Church agencies, African bishops see need for stronger ties
5/11/2001 By Larry Hollon* PHOENIX (UMNS) - United Methodist agency leaders and the church's African bishops will propose a meeting in Africa as the next step in developing closer collaboration and a strategy for ministry on the continent.
The decision came during the Consultation on a Holistic Strategy for Africa, held May 4-5 in Phoenix. The recommendation for the Africa meeting will go to the Council of Bishops' executive committee.
During the consultation, African bishops, clergy and lay people told church agency leaders that the denomination must see its global mission from "Angola to Alabama and beyond."
"We must see the world as our parish," said Bishop Joseph C. Humper of the Sierra Leone Annual Conference. "As a church we must be together. The problems and the promise are ours."
Similar calls for collaboration came throughout the two-day meeting. Despite extended discussion, no consensus emerged on priority issues. Participants decided that ongoing discussion is necessary to address Africa's pressing needs.
Many of the needs are interrelated, said the Rev. Erlene P. Thompson, a local church pastor in Liberia. She noted the linkages among economic empowerment, education and the role of women in African societies.
"When you empower a woman, she will empower her children," Thompson said. "She will empower her neighbor's children, and she will empower her sisters in her neighborhood."
Participants discussed a long list of concerns, including the need for leadership education for clergy and lay people, financial aid for children in elementary and secondary schools, and scholarships for college youth. In addition, the ministries of the church in evangelism and church growth, Christian education and adult education received attention.
In the wider society, the consultation focused on health needs arising from the HIV-AIDS pandemic and widespread deaths due to malaria, along with land-mine removal, conflict resolution training, economic development, immigration and refugee policies, gender equality, human rights and ethnic conflict.
Given the breadth of the issues, the group agreed that a meeting of general secretaries and bishops of African annual conferences should be convened in Africa. New conversations about partnerships will be held focusing on how the general agencies, Council of Bishops and African churches can hear the needs of the people and develop coordinated responses.
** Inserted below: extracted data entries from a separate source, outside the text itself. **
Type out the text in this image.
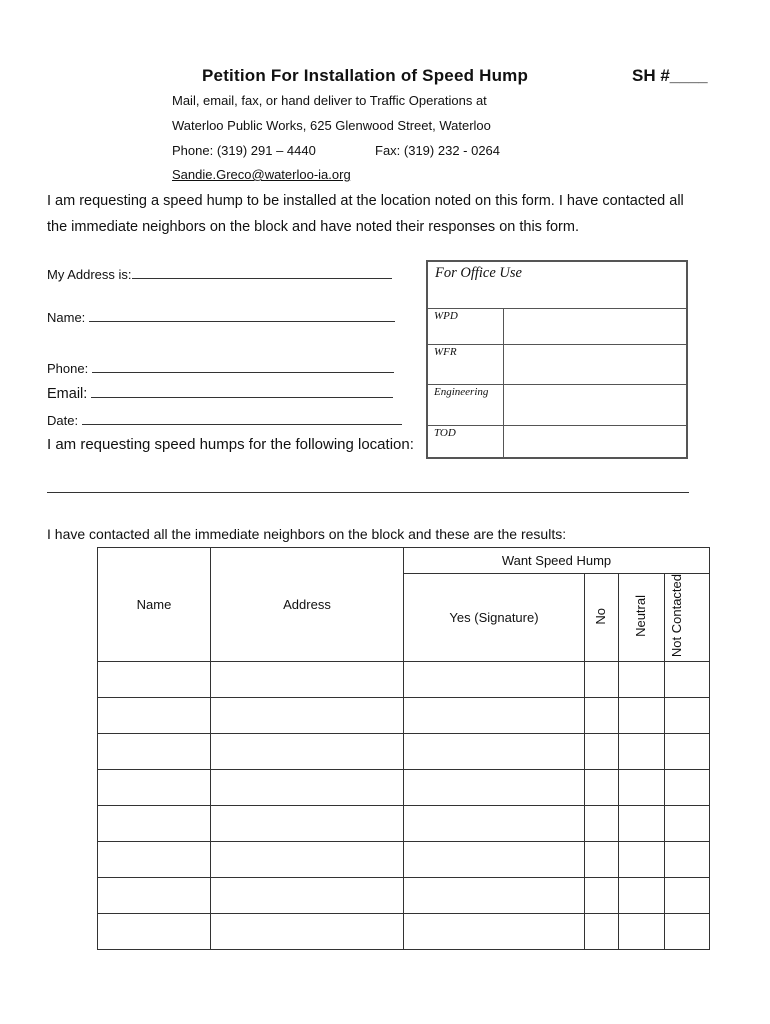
Petition For Installation of Speed Hump	SH #____
Mail, email, fax, or hand deliver to Traffic Operations at
Waterloo Public Works, 625 Glenwood Street, Waterloo
Phone: (319) 291 – 4440	Fax: (319) 232 - 0264
Sandie.Greco@waterloo-ia.org
I am requesting a speed hump to be installed at the location noted on this form. I have contacted all
the immediate neighbors on the block and have noted their responses on this form.
My Address is:
Name:
Phone:
Email:
Date:
I am requesting speed humps for the following location:
For Office Use
WPD
WFR
Engineering
TOD
I have contacted all the immediate neighbors on the block and these are the results:
Name	Address	Want Speed Hump			
		Yes (Signature)	No	Neutral	Not Contacted
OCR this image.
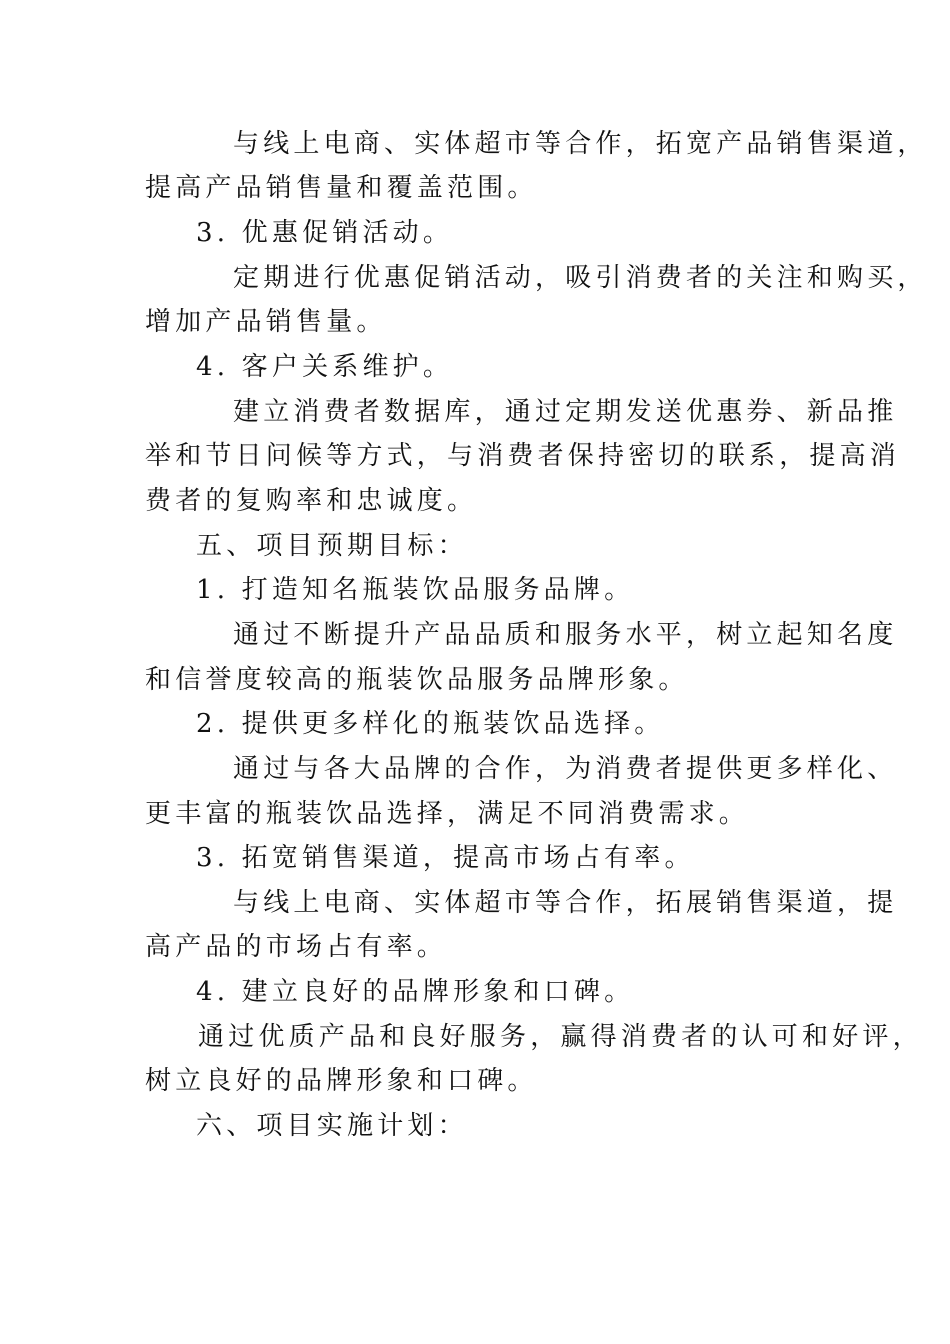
与线上电商、实体超市等合作，拓宽产品销售渠道，
提高产品销售量和覆盖范围。
3. 优惠促销活动。
定期进行优惠促销活动，吸引消费者的关注和购买，
增加产品销售量。
4. 客户关系维护。
建立消费者数据库，通过定期发送优惠券、新品推
举和节日问候等方式，与消费者保持密切的联系，提高消
费者的复购率和忠诚度。
五、项目预期目标：
1. 打造知名瓶装饮品服务品牌。
通过不断提升产品品质和服务水平，树立起知名度
和信誉度较高的瓶装饮品服务品牌形象。
2. 提供更多样化的瓶装饮品选择。
通过与各大品牌的合作，为消费者提供更多样化、
更丰富的瓶装饮品选择，满足不同消费需求。
3. 拓宽销售渠道，提高市场占有率。
与线上电商、实体超市等合作，拓展销售渠道，提
高产品的市场占有率。
4. 建立良好的品牌形象和口碑。
通过优质产品和良好服务，赢得消费者的认可和好评，
树立良好的品牌形象和口碑。
六、项目实施计划：
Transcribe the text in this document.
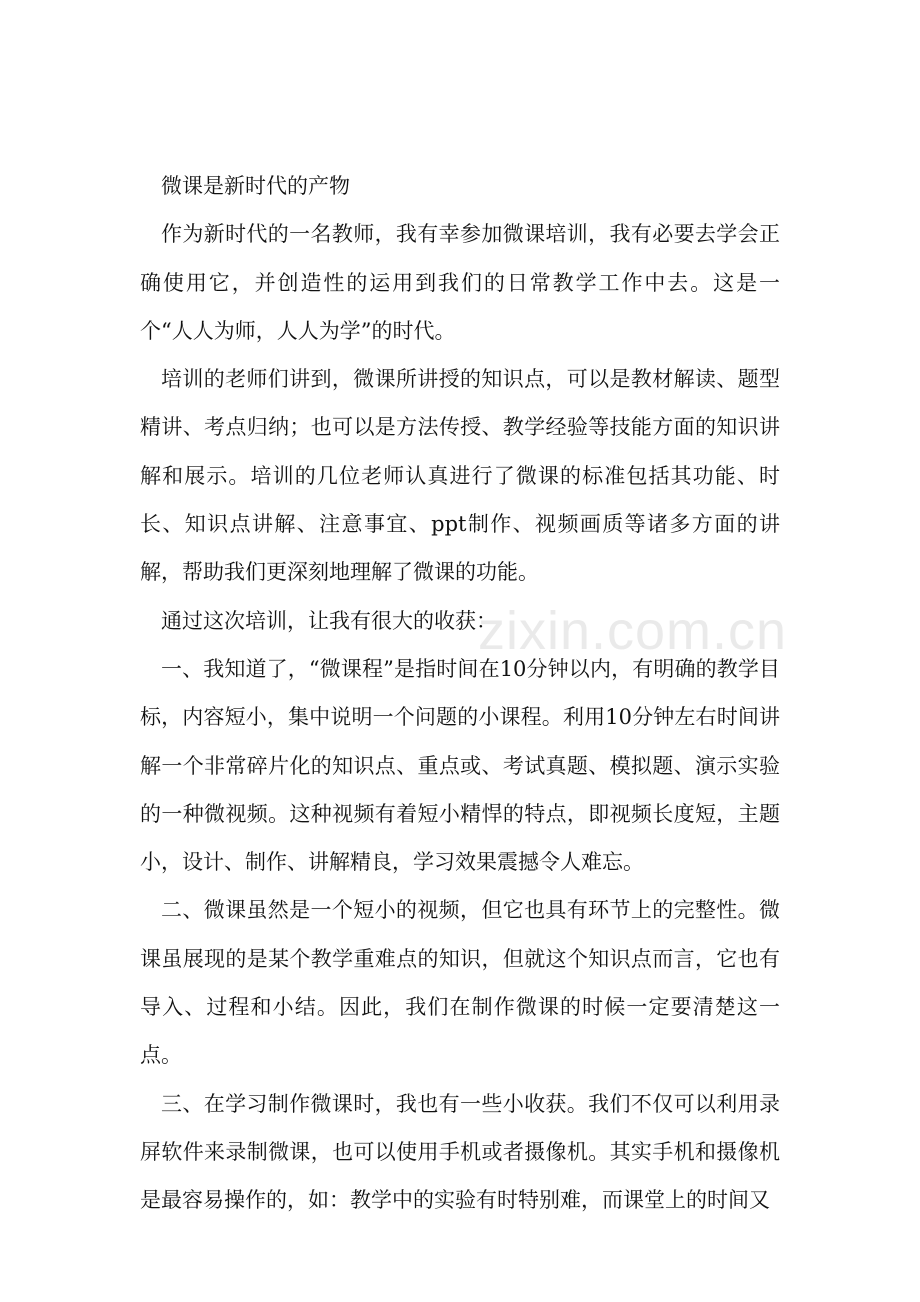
微课是新时代的产物

作为新时代的一名教师，我有幸参加微课培训，我有必要去学会正确使用它，并创造性的运用到我们的日常教学工作中去。这是一个“人人为师，人人为学”的时代。

培训的老师们讲到，微课所讲授的知识点，可以是教材解读、题型精讲、考点归纳；也可以是方法传授、教学经验等技能方面的知识讲解和展示。培训的几位老师认真进行了微课的标准包括其功能、时长、知识点讲解、注意事宜、ppt制作、视频画质等诸多方面的讲解，帮助我们更深刻地理解了微课的功能。

通过这次培训，让我有很大的收获：

一、我知道了，“微课程”是指时间在10分钟以内，有明确的教学目标，内容短小，集中说明一个问题的小课程。利用10分钟左右时间讲解一个非常碎片化的知识点、重点或、考试真题、模拟题、演示实验的一种微视频。这种视频有着短小精悍的特点，即视频长度短，主题小，设计、制作、讲解精良，学习效果震撼令人难忘。

二、微课虽然是一个短小的视频，但它也具有环节上的完整性。微课虽展现的是某个教学重难点的知识，但就这个知识点而言，它也有导入、过程和小结。因此，我们在制作微课的时候一定要清楚这一点。

三、在学习制作微课时，我也有一些小收获。我们不仅可以利用录屏软件来录制微课，也可以使用手机或者摄像机。其实手机和摄像机是最容易操作的，如：教学中的实验有时特别难，而课堂上的时间又

zixin.com.cn
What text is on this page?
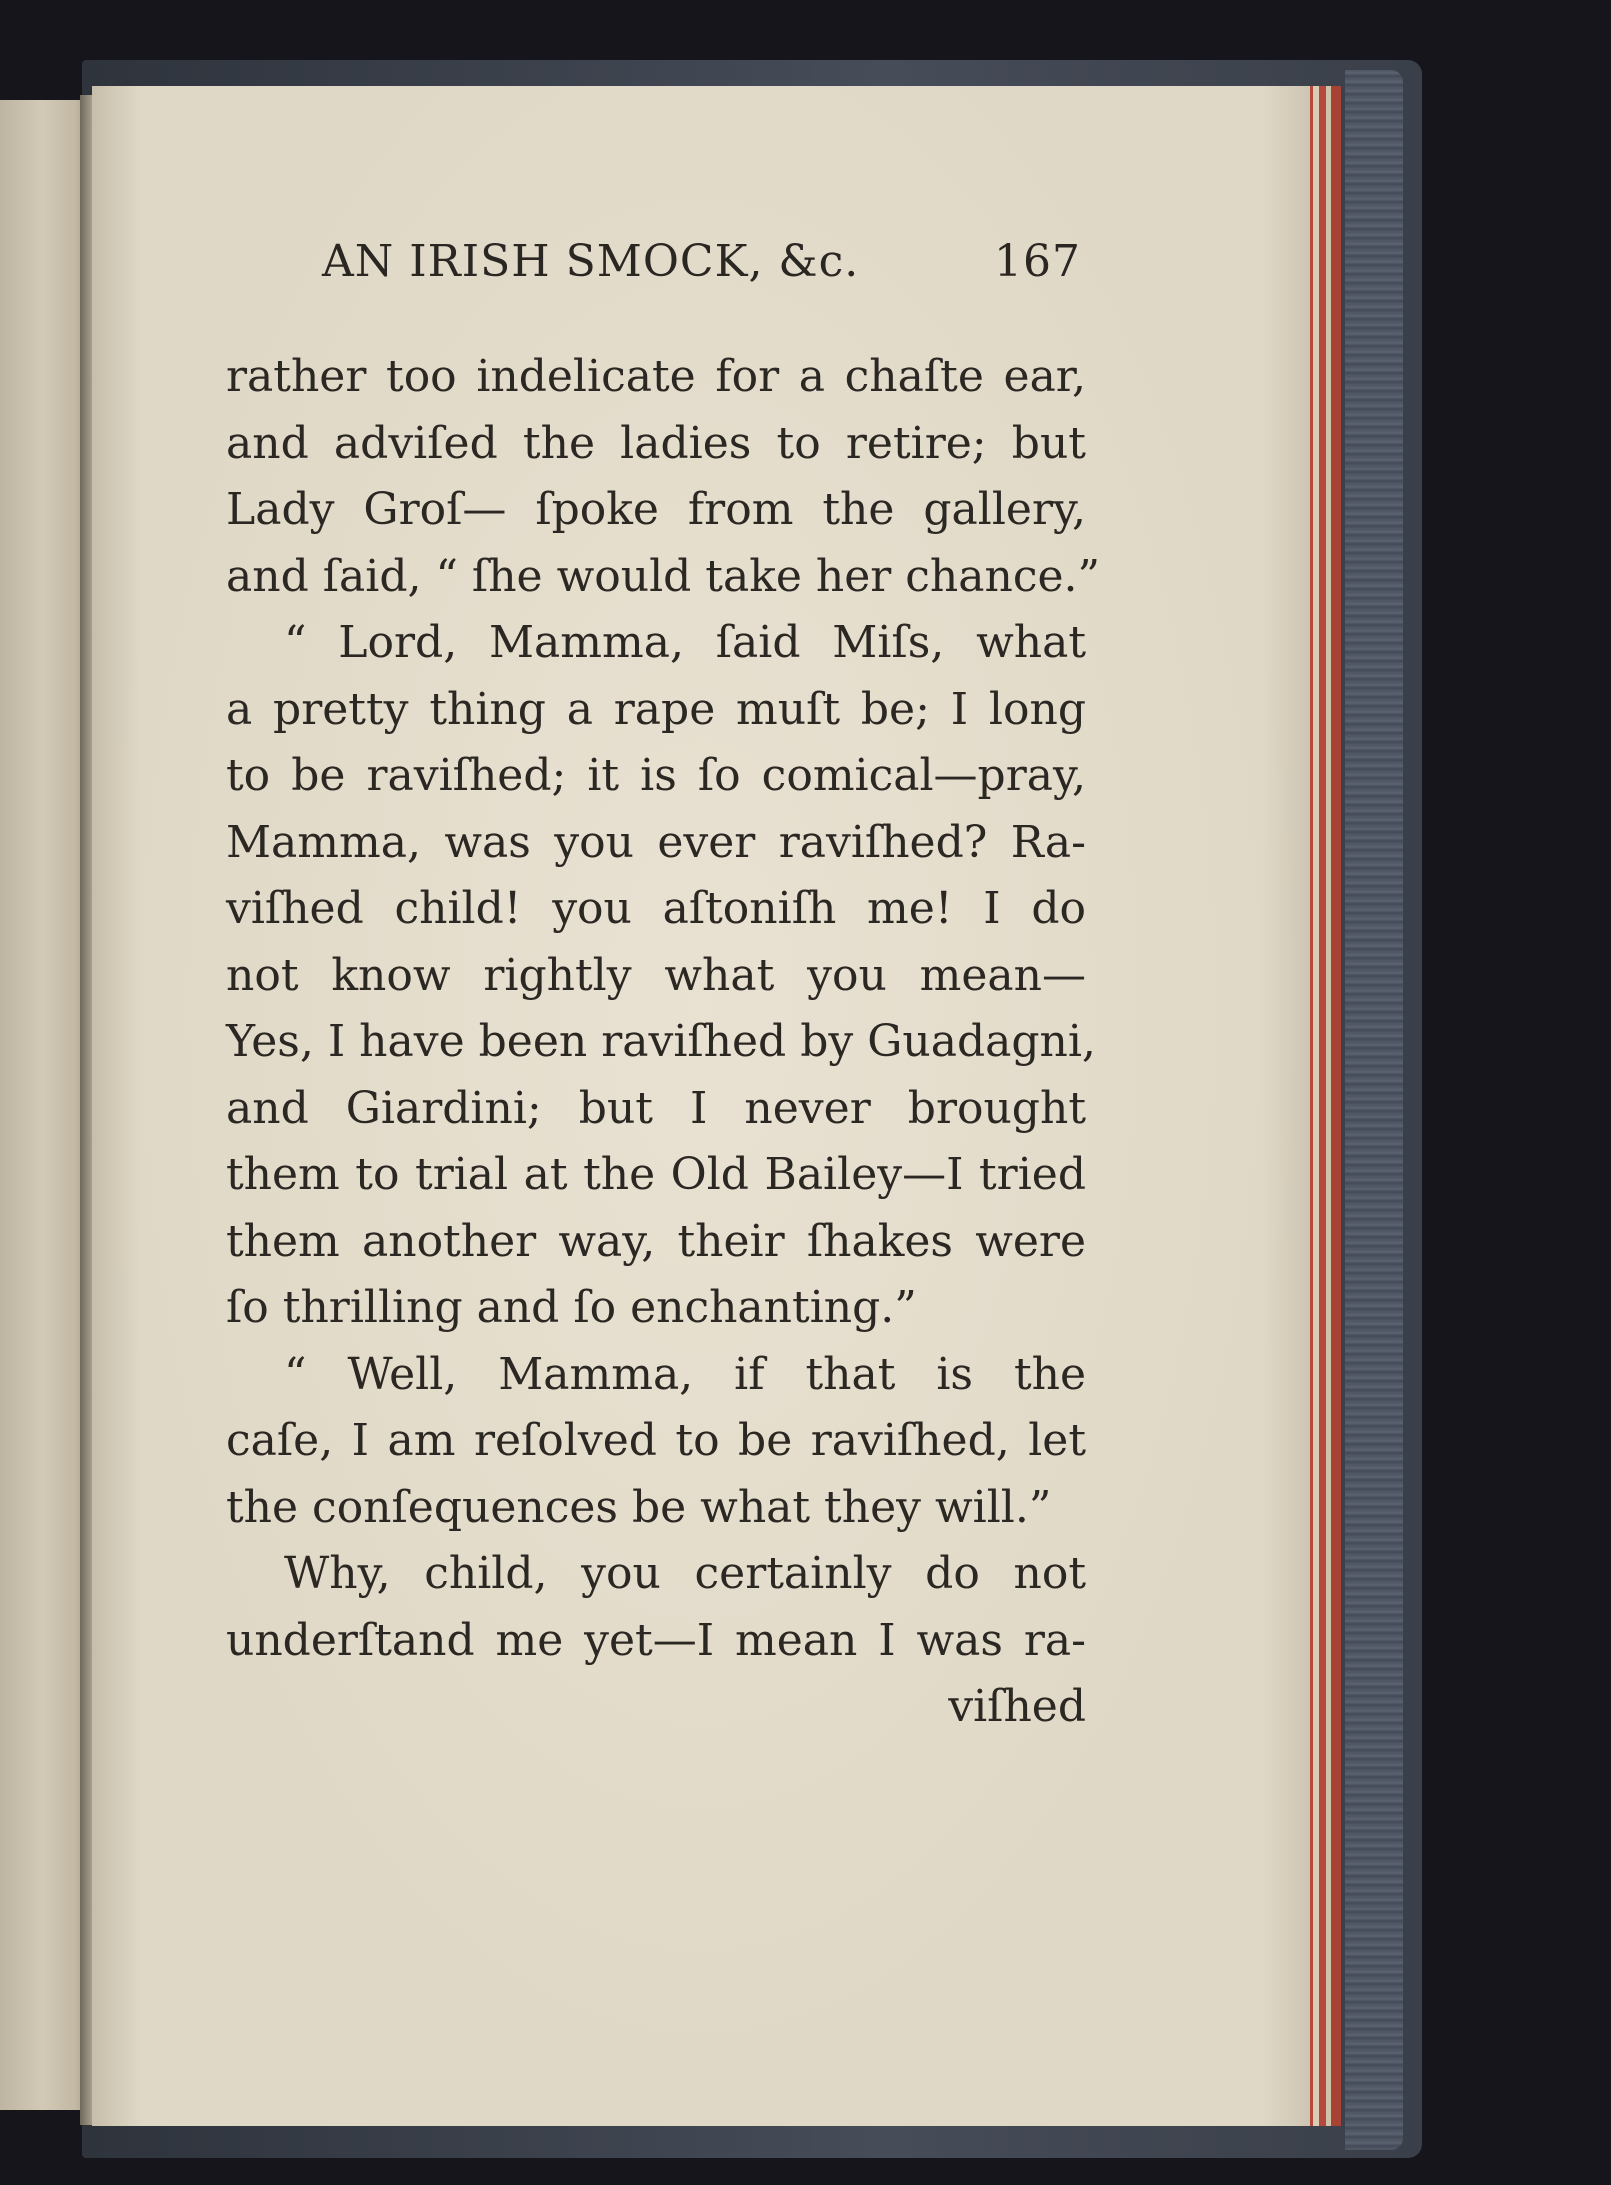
AN IRISH SMOCK, &c.	167
rather too indelicate for a chaſte ear,
and adviſed the ladies to retire; but
Lady Groſ— ſpoke from the gallery,
and ſaid, “ ſhe would take her chance.”
“ Lord, Mamma, ſaid Miſs, what
a pretty thing a rape muſt be; I long
to be raviſhed; it is ſo comical—pray,
Mamma, was you ever raviſhed? Ra-
viſhed child! you aſtoniſh me! I do
not know rightly what you mean—
Yes, I have been raviſhed by Guadagni,
and Giardini; but I never brought
them to trial at the Old Bailey—I tried
them another way, their ſhakes were
ſo thrilling and ſo enchanting.”
“ Well, Mamma, if that is the
caſe, I am reſolved to be raviſhed, let
the conſequences be what they will.”
Why, child, you certainly do not
underſtand me yet—I mean I was ra-
viſhed
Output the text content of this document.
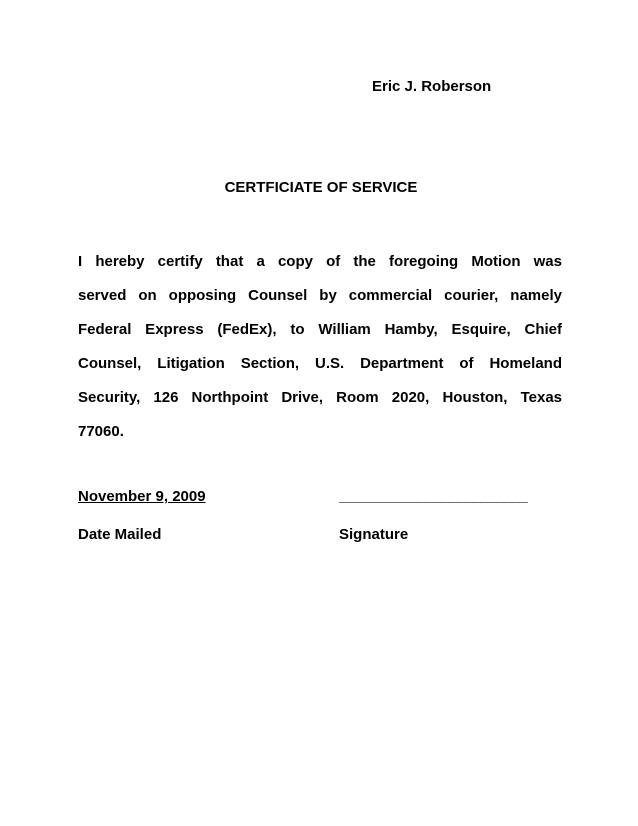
Eric J. Roberson
CERTFICIATE OF SERVICE
I hereby certify that a copy of the foregoing Motion was
served on opposing Counsel by commercial courier, namely
Federal Express (FedEx), to William Hamby, Esquire, Chief
Counsel, Litigation Section, U.S. Department of Homeland
Security, 126 Northpoint Drive, Room 2020, Houston, Texas
77060.
November 9, 2009
Date Mailed
________________________
Signature
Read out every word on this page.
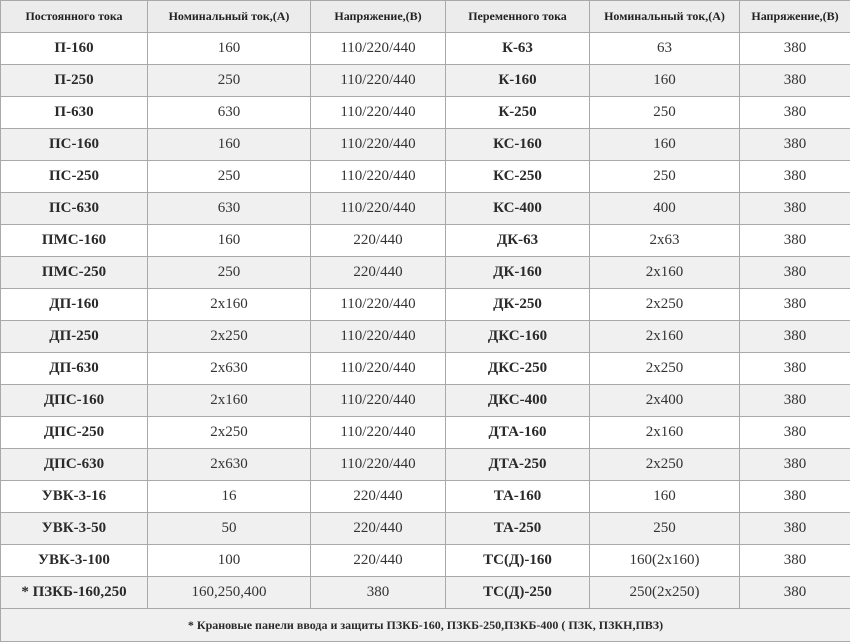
Постоянного тока	Номинальный ток,(А)	Напряжение,(В)	Переменного тока	Номинальный ток,(А)	Напряжение,(В)
П-160	160	110/220/440	К-63	63	380
П-250	250	110/220/440	К-160	160	380
П-630	630	110/220/440	К-250	250	380
ПС-160	160	110/220/440	КС-160	160	380
ПС-250	250	110/220/440	КС-250	250	380
ПС-630	630	110/220/440	КС-400	400	380
ПМС-160	160	220/440	ДК-63	2х63	380
ПМС-250	250	220/440	ДК-160	2х160	380
ДП-160	2х160	110/220/440	ДК-250	2х250	380
ДП-250	2х250	110/220/440	ДКС-160	2х160	380
ДП-630	2х630	110/220/440	ДКС-250	2х250	380
ДПС-160	2х160	110/220/440	ДКС-400	2х400	380
ДПС-250	2х250	110/220/440	ДТА-160	2х160	380
ДПС-630	2х630	110/220/440	ДТА-250	2х250	380
УВК-3-16	16	220/440	ТА-160	160	380
УВК-3-50	50	220/440	ТА-250	250	380
УВК-3-100	100	220/440	ТС(Д)-160	160(2х160)	380
* ПЗКБ-160,250	160,250,400	380	ТС(Д)-250	250(2х250)	380
* Крановые панели ввода и защиты ПЗКБ-160, ПЗКБ-250,ПЗКБ-400 ( ПЗК, ПЗКН,ПВЗ)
"The tangible outcome demonstrated our oneness and our desire to strengthen missional witness in sub-Saharan Africa," said Bishop Felton E. May, chairman of the consultation and leader of the church's Baltimore-Washington Annual Conference. "Mutual respect and cooperation were demonstrated through pointed, yet compassionate, sharing of issues and crises. Mutual accountability was called for and affirmed so that missional directions that were described and affirmed can take place. I was personally energized by the possibilities."
The consultation brought together 35 to 40 church leaders, including 10 of the denomination's 11 African bishops (Bishop Christopher Jokomo of Zimbabwe was ill and could not attend); lay and clergy representatives from each of Africa's three central conferences; all of the general secretaries from the churchwide boards and agencies, each with an additional staff member or director; and two bishops representing the Council of Bishops. # # # *Hollon is general secretary of United Methodist Communications.